"a fortunate stroke of serendipity"

Friday, July 8, 2016

Sending my love to the victims of hate

As I wake up in the morning light I open my eyes and look beside me at my husband and fall in love again and again. I can reach out and touch his hand. His hand is different
 from mine. Much bigger, and stronger, and a different color from my own, but that's not apart of the thoughts I have.
 
I don't normally post things like this because I don't know if what I feel can be adequately conveyed or understood through my writing and the last thing I want to do is offend anyone. But I was awoken early this morning to thoughts about what I've seen circulating the Internet and the comments being made under them, and I could not fall back asleep. 

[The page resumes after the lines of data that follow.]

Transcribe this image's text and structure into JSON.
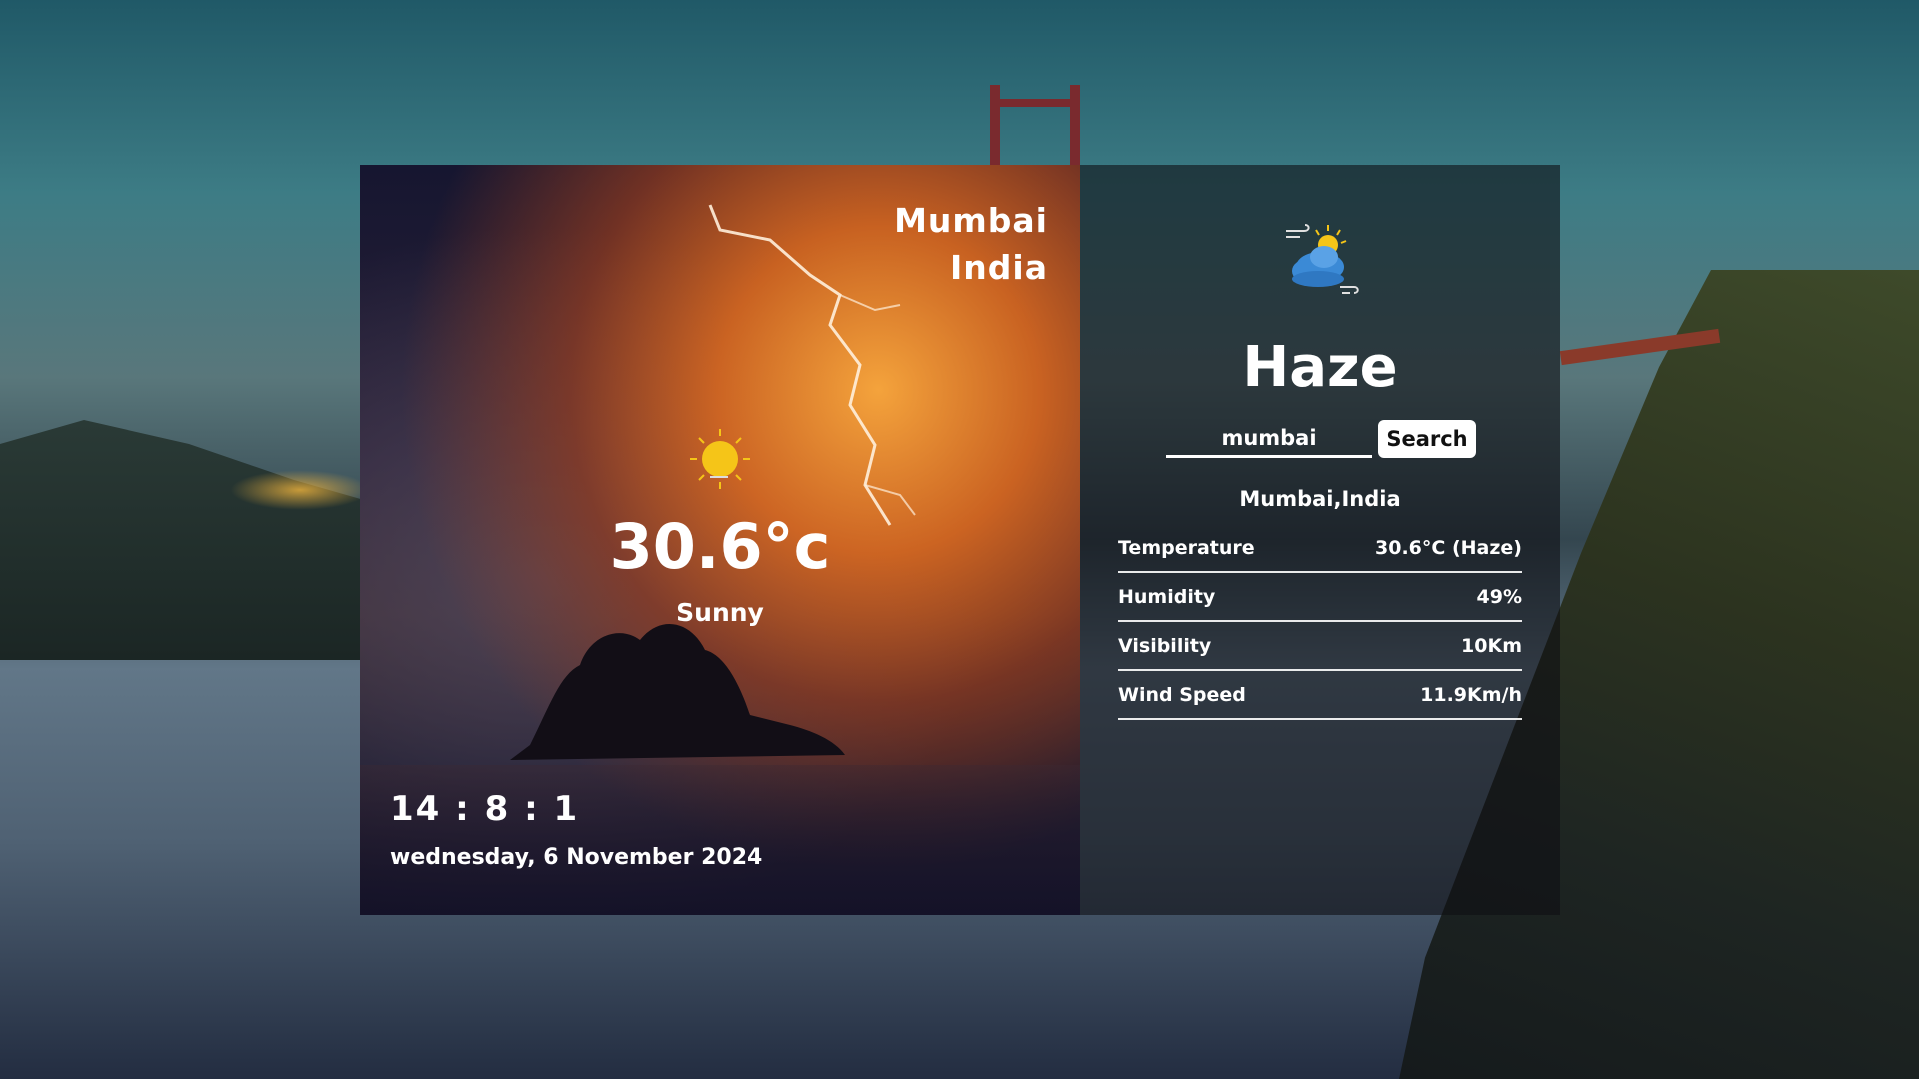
{
  "left": {
    "city": "Mumbai",
    "country": "India",
    "temperature": "30.6°c",
    "condition": "Sunny",
    "time": "14 : 8 : 1",
    "date": "wednesday, 6 November 2024",
    "icon": "sun-icon"
  },
  "right": {
    "icon": "haze-cloud-sun-wind-icon",
    "headline": "Haze",
    "search": {
      "value": "mumbai",
      "button_label": "Search"
    },
    "location": "Mumbai,India",
    "stats": [
      {
        "label": "Temperature",
        "value": "30.6°C (Haze)"
      },
      {
        "label": "Humidity",
        "value": "49%"
      },
      {
        "label": "Visibility",
        "value": "10Km"
      },
      {
        "label": "Wind Speed",
        "value": "11.9Km/h"
      }
    ]
  },
  "colors": {
    "text": "#ffffff",
    "button_bg": "#ffffff",
    "sun": "#f5c518",
    "cloud": "#3b8ad6"
  }
}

Such disturbing imagines make me worry about how to keep my family and friends safe but I also want to understand the full story. Just as we absolutely know that not 100% of people who are black are criminals we also need to remember that not 100% of cops are racist. 
Sometimes I feel I live in my own bubble of peace within my blended family, assuming that the rest of the world is too at peace. And then I am reminded, shaken back to reality that unfortunately this is still somehow not the case. I think about what we can do and I feel we only have one option and that is to progress, progress through love. 
Love on all sides, of all people, everyday. 
To recognize that there are faults and problems and sadly terrible people who need to be held accountable (of all races) but that we can't fall into the temptation to categorize or hate all of any group of people. 

I think he said it best:  "Darkness cannot drive out darkness: Only light can do that. Hate cannot drive out hate: Only love can do that." -Martin Luther King Jr.